Die Revision wird zugelassen.

 

Gründe

I. Die Kläger nehmen aus einer vom Kläger zu 1. gebuchten und von der Klägerin zu 2. durchgeführten Flugreise die Beklagte auf Zahlung von Schadensersatz sowie auf anteilige Rückzahlung eines Flugpreises in Anspruch. Die Beklagte will eine Aktiengesellschaft französischen Rechts sein und in Deutschland keine Niederlassung haben.

Der Kläger zu 1. buchte Anfang Mai 2006 im Reisebüro C. in Wilhelmshaven für seine Ehefrau, die Klägerin zu 2., eine Flugreise mit dem Flugunternehmen der Beklagten nach Asuncion (Paraguay) und zurück.

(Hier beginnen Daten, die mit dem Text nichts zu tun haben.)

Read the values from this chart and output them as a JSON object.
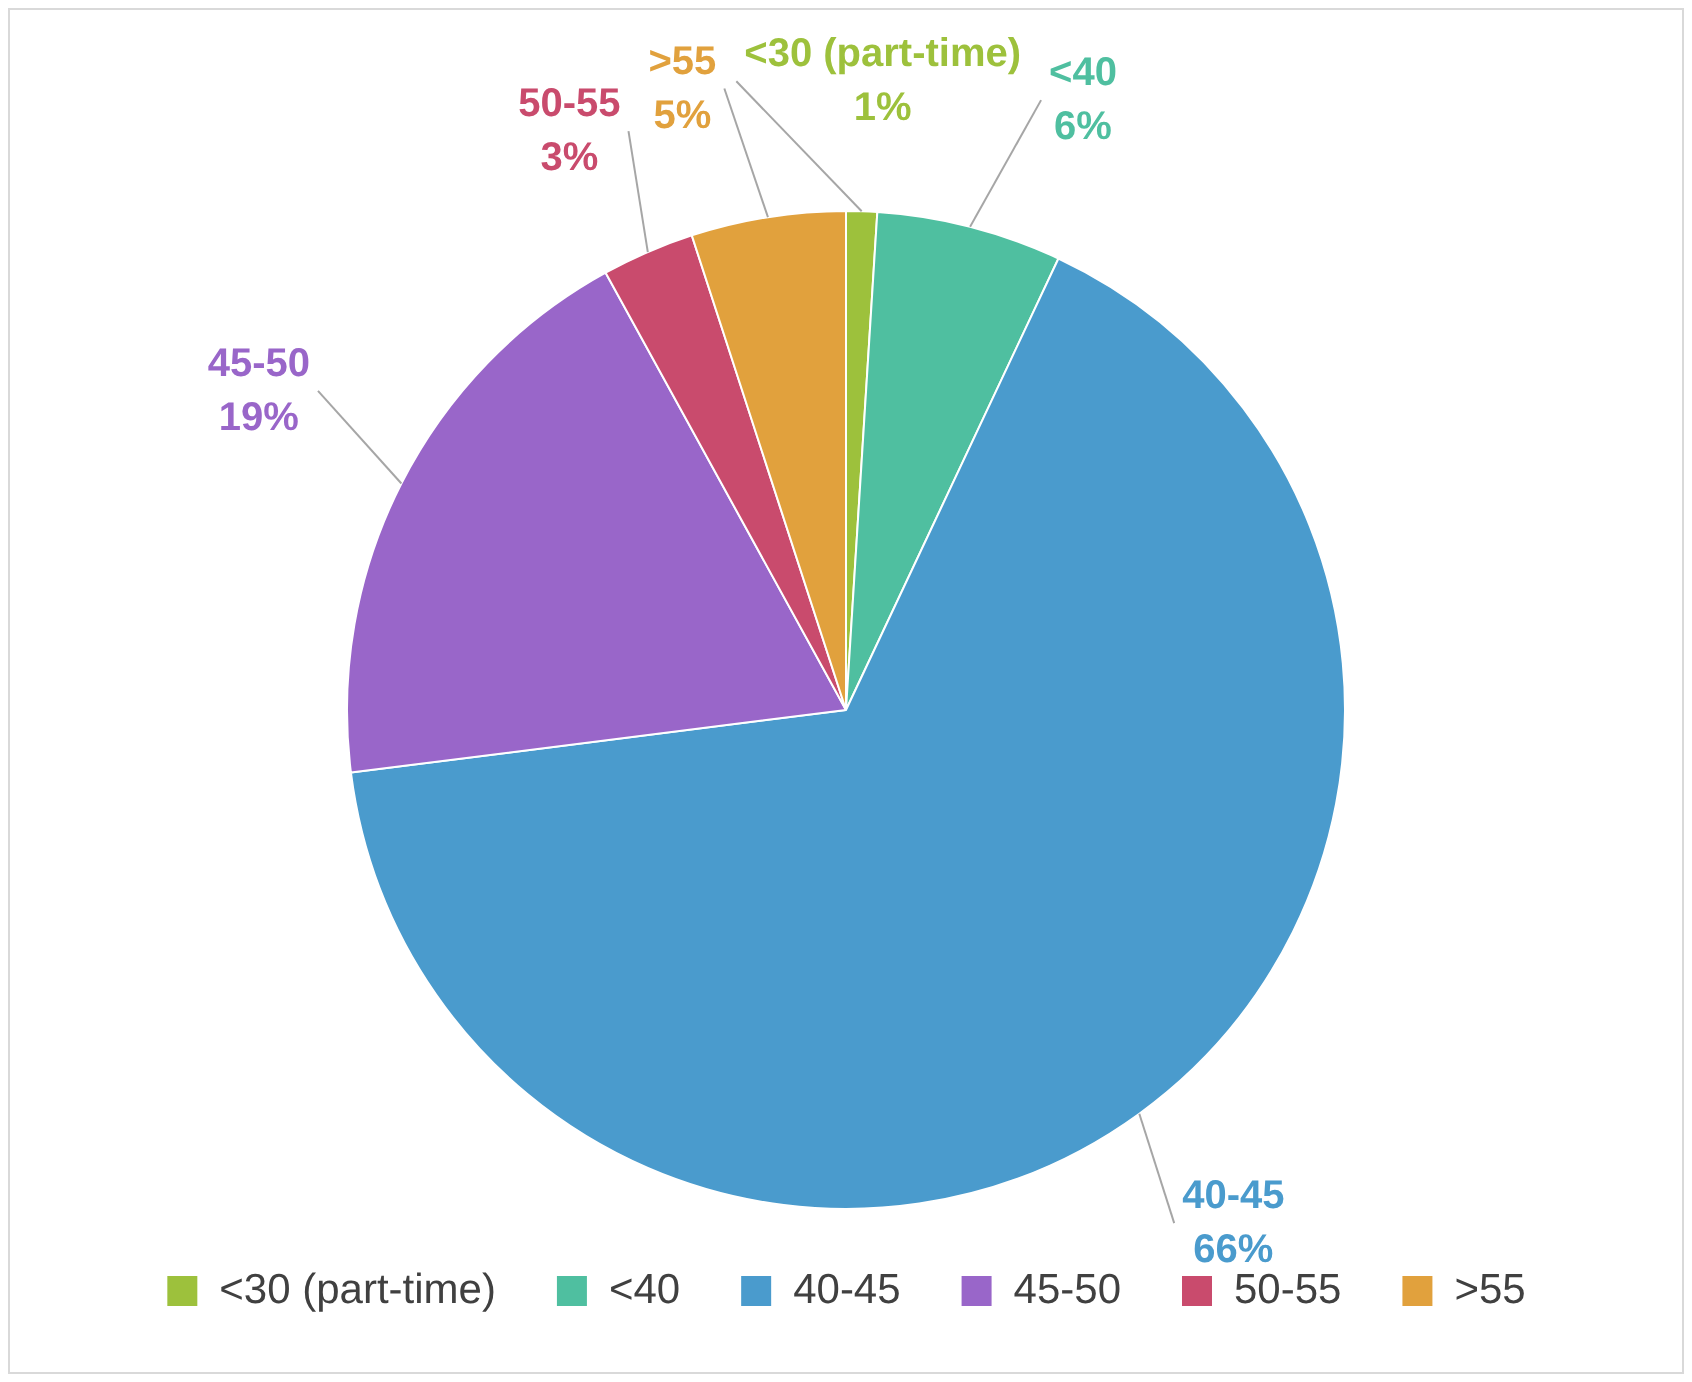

Nach dem Beförderungsvertrag verpflichtete sich die Beklagte, die Klägerin zu 2. am 16.5.2006 um 6:30 Uhr von Bremen nach Paris (geplante Ankunft: 7:55 Uhr), um 10:15 Uhr von Paris nach Sao Paulo (Ankunft: 17:25 Uhr) sowie von dort um 22:30 Uhr nach Asuncion zu fliegen; als planmäßige Ankunft in Asuncion war 23:30 Uhr vorgesehen.

Der Abflug von Bremen nach Paris mit einem Flugzeug der Beklagten verzögerte sich bis kurz vor 9:00 Uhr. Die bereits bei Flugantritt in Bremen mit Bordkarten für die gesamte Reise versehene Klägerin zu 2. erreichte Paris erst nach dem planmäßig für 10:15 Uhr vorgesehenen Anschlussflug von Paris nach Sao Paulo, der gleichfalls mit einer Maschine der Beklagten erfolgen sollte und Paris um 10:21 Uhr verließ (Ankunft in Sao Paulo: 17:26 Uhr). Die Klägerin zu 2. wurde von der Beklagten auf einen späteren Flug umgebucht, der Paris um 23:15 Uhr verließ. Die Klägerin zu 2. erreichte in Sao Paulo den für 22:30 Uhr vorgesehenen Flug nach Asuncion mit einer Maschine der Fluggesellschaft T. nicht; sie landete schließlich mit einem späteren Flug der T. in Asuncion am 17.5.2006 um 10:30 Uhr. Ihr Gepäck erreichte Asuncion erst am 29.5.2006.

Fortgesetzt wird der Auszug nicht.